Oczywiście do Europy nie może tak po prostu trafić chińska wersja

Samochody sprzedawane w Chinach nie muszą być wyposażone w dodatki typu układ stabilizacji toru jazdy (ESC), czy boczne poduszki powietrzne. Dostosowanie K-ZE do europejskich wymogów będzie pewnie oznaczało dodatkowe kilogramy i odpowiednio mniejszy zasięg.

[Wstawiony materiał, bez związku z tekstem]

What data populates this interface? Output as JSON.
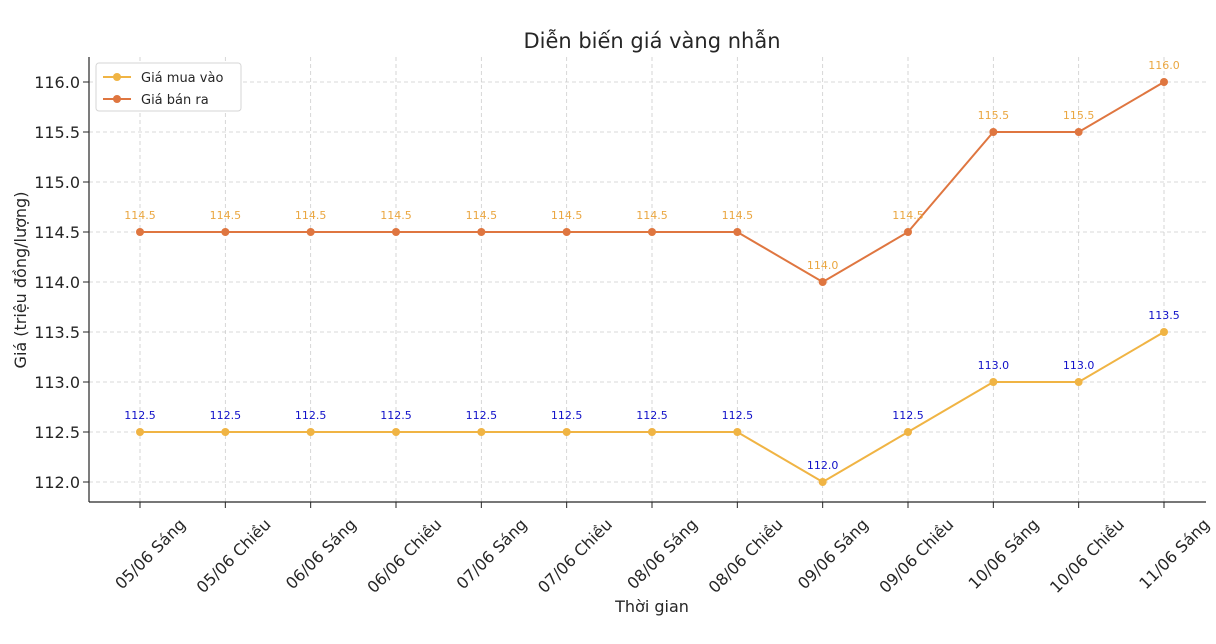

I wyższą cenę. Jednak konstruktorzy Renault twierdzą, że Kwid od początku był planowany jako model globalny, więc adaptacja do wymagań naszego rynku nie powinna oznaczać spektakularnych zmian i absurdalnych podwyżek ceny.

Plan Dacii brzmi bardzo sensownie.

Europejczycy swoimi portfelami zdążyli udowodnić, że niestraszne im twarde plastiki, ani logo rumuńskiej marki na masce. Jeśli za podobne, lub niewiele większe pieniądze będą mogli kupić tak samo wykończony  samochód z napędem gwarantującym korzyści podatkowe i umożliwiający wygodniejsze poruszanie się po mieście – jestem przekonany, że bez żalu przesiądą się z Dusterów do K-ZE, czy jakkolwiek Francuzi nazwą zdaciowaną wersję tego elektrycznego modelu Renault.